The result is vivid, in all the right ways. The fruit's sweet is suitably tempered by its own edge of tart, and the gentle hum of heat. (Or by a roar, if you'd rather). It is bright and bracing and juicily bursting, with nubbins of crunch and cilantro's green pluck. It's a sweet-tart-sharp-juicy thrilling thing. A little like eating fireworks. But without the side-effects.

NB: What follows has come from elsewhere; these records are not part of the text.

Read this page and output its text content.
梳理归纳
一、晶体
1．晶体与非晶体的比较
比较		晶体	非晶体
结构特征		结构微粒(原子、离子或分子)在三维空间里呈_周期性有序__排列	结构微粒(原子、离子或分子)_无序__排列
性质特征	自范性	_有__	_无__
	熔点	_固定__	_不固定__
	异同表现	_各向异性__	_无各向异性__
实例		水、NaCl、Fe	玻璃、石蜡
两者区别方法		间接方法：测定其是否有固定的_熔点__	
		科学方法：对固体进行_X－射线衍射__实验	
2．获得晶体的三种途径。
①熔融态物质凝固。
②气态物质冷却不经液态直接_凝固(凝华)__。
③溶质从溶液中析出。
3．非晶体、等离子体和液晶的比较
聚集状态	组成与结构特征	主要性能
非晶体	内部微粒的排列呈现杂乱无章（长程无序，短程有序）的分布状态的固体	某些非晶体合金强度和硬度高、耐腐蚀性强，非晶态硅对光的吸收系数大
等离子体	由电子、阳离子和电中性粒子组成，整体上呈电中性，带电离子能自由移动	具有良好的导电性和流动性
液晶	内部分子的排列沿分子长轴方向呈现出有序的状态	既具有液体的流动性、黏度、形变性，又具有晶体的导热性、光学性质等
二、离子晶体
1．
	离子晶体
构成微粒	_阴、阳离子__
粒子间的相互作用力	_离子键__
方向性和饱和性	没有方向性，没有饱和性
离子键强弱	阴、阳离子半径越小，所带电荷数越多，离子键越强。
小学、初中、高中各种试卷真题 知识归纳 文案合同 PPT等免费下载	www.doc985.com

I adore it heaped high on corn chips; margarita optional. Earlier this week, it accompanied black bean/grilled zucchini burritos. It flatters seafood shamelessly, seared halibut, poached cod, whatever-looks-fresh fish tacos. Yesterday, we ate it like salad alongside slow-roasted Copper River salmon. Easy as it comes. Good as it gets. And definitely, my kind of glut.
Stone Fruit Salsa
I typically double this, but in the interest of modesty, am outlining scant (i.e. normal) proportions. As to chilis, I prefer the convenience and even heat of a good dried chili powder (aleppo, chipotle) to the erratic burst of fresh minced chili. If you prefer otherwise, feel free to use fresh (a fresh red chili, minced, is particularly fetching). I have made (and loved) this with champagne mangoes, as well. And when corn comes on, an ear or two's worth of raw kernels makes a very fine addition. Also: Right now, Costco, Copper River Salmon. Go.

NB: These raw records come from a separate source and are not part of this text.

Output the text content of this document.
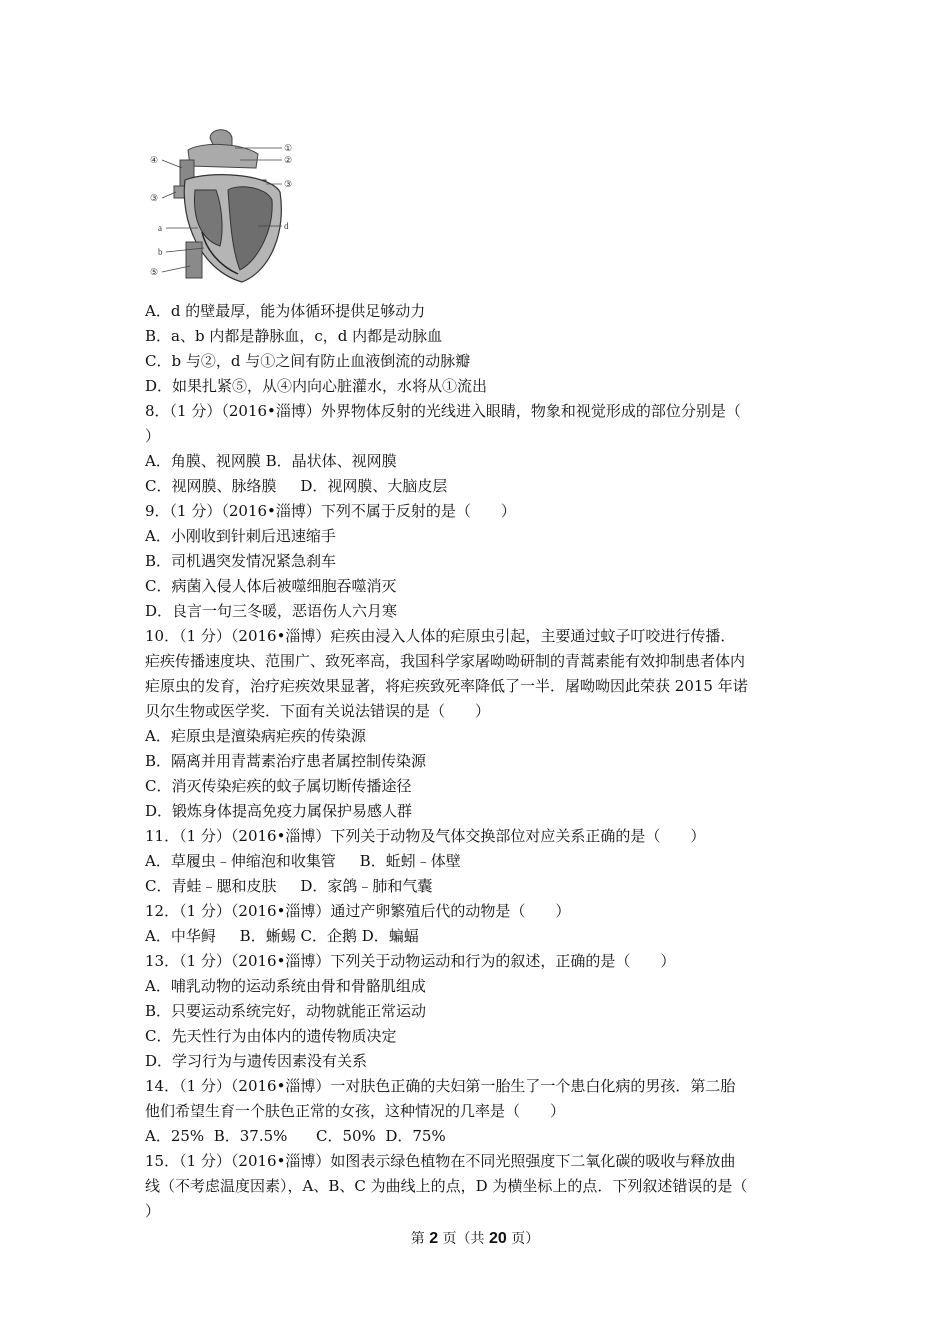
①
②
③
④
③
a
b
d
⑤
A．d 的壁最厚，能为体循环提供足够动力
B．a、b 内都是静脉血，c，d 内都是动脉血
C．b 与②，d 与①之间有防止血液倒流的动脉瓣
D．如果扎紧⑤，从④内向心脏灌水，水将从①流出
8．（1 分）（2016•淄博）外界物体反射的光线进入眼睛，物象和视觉形成的部位分别是（
）
A．角膜、视网膜 B．晶状体、视网膜
C．视网膜、脉络膜     D．视网膜、大脑皮层
9．（1 分）（2016•淄博）下列不属于反射的是（　　）
A．小刚收到针刺后迅速缩手
B．司机遇突发情况紧急刹车
C．病菌入侵人体后被噬细胞吞噬消灭
D．良言一句三冬暖，恶语伤人六月寒
10．（1 分）（2016•淄博）疟疾由浸入人体的疟原虫引起，主要通过蚊子叮咬进行传播．
疟疾传播速度块、范围广、致死率高，我国科学家屠呦呦研制的青蒿素能有效抑制患者体内
疟原虫的发育，治疗疟疾效果显著，将疟疾致死率降低了一半．屠呦呦因此荣获 2015 年诺
贝尔生物或医学奖．下面有关说法错误的是（　　）
A．疟原虫是澶染病疟疾的传染源
B．隔离并用青蒿素治疗患者属控制传染源
C．消灭传染疟疾的蚊子属切断传播途径
D．锻炼身体提高免疫力属保护易感人群
11．（1 分）（2016•淄博）下列关于动物及气体交换部位对应关系正确的是（　　）
A．草履虫﹣伸缩泡和收集管     B．蚯蚓﹣体壁
C．青蛙﹣腮和皮肤     D．家鸽﹣肺和气囊
12．（1 分）（2016•淄博）通过产卵繁殖后代的动物是（　　）
A．中华鲟     B．蜥蜴 C．企鹅 D．蝙蝠
13．（1 分）（2016•淄博）下列关于动物运动和行为的叙述，正确的是（　　）
A．哺乳动物的运动系统由骨和骨骼肌组成
B．只要运动系统完好，动物就能正常运动
C．先天性行为由体内的遗传物质决定
D．学习行为与遗传因素没有关系
14．（1 分）（2016•淄博）一对肤色正确的夫妇第一胎生了一个患白化病的男孩．第二胎
他们希望生育一个肤色正常的女孩，这种情况的几率是（　　）
A．25%  B．37.5%      C．50%  D．75%
15．（1 分）（2016•淄博）如图表示绿色植物在不同光照强度下二氧化碳的吸收与释放曲
线（不考虑温度因素），A、B、C 为曲线上的点，D 为横坐标上的点．下列叙述错误的是（
）
第 2 页（共 20 页）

1/2 sweet onion (Walla Walla or Vidalia), diced (1 cup)
2 plump limes, juiced
1/2 teaspoon kosher salt + more to taste
3-4 ripe nectarines or peaches (4-5 cups)
generous bunch fresh cilantro
good dried chili powder (I like aleppo or chipotle), to taste
drizzle olive oil (optional)
Set diced onion in a wide, shallow bowl, and squeeze lime juice over. Add salt, stir, and set aside at least 10 minutes, and up to one hour. When ready to eat, dice nectarines, and add to bowl. (If your stone fruit is of the cling variety, i.e. doesn't want to let loose the pit, simply slice the "cheek" from either side, cleaving close to but not bisecting the pit. Then, trim the remaining slice from each side. Et voilà! Mangle-free fruit.) Chop cilantro and add, along with olive oil, if using, and stir gently. Dust lightly with chili powder, stir to combine, and taste a generous spoonful for heat and salt. Adjust both to taste, test again, and set out to heap high on tortilla chips, fresh fish, and/or spoons.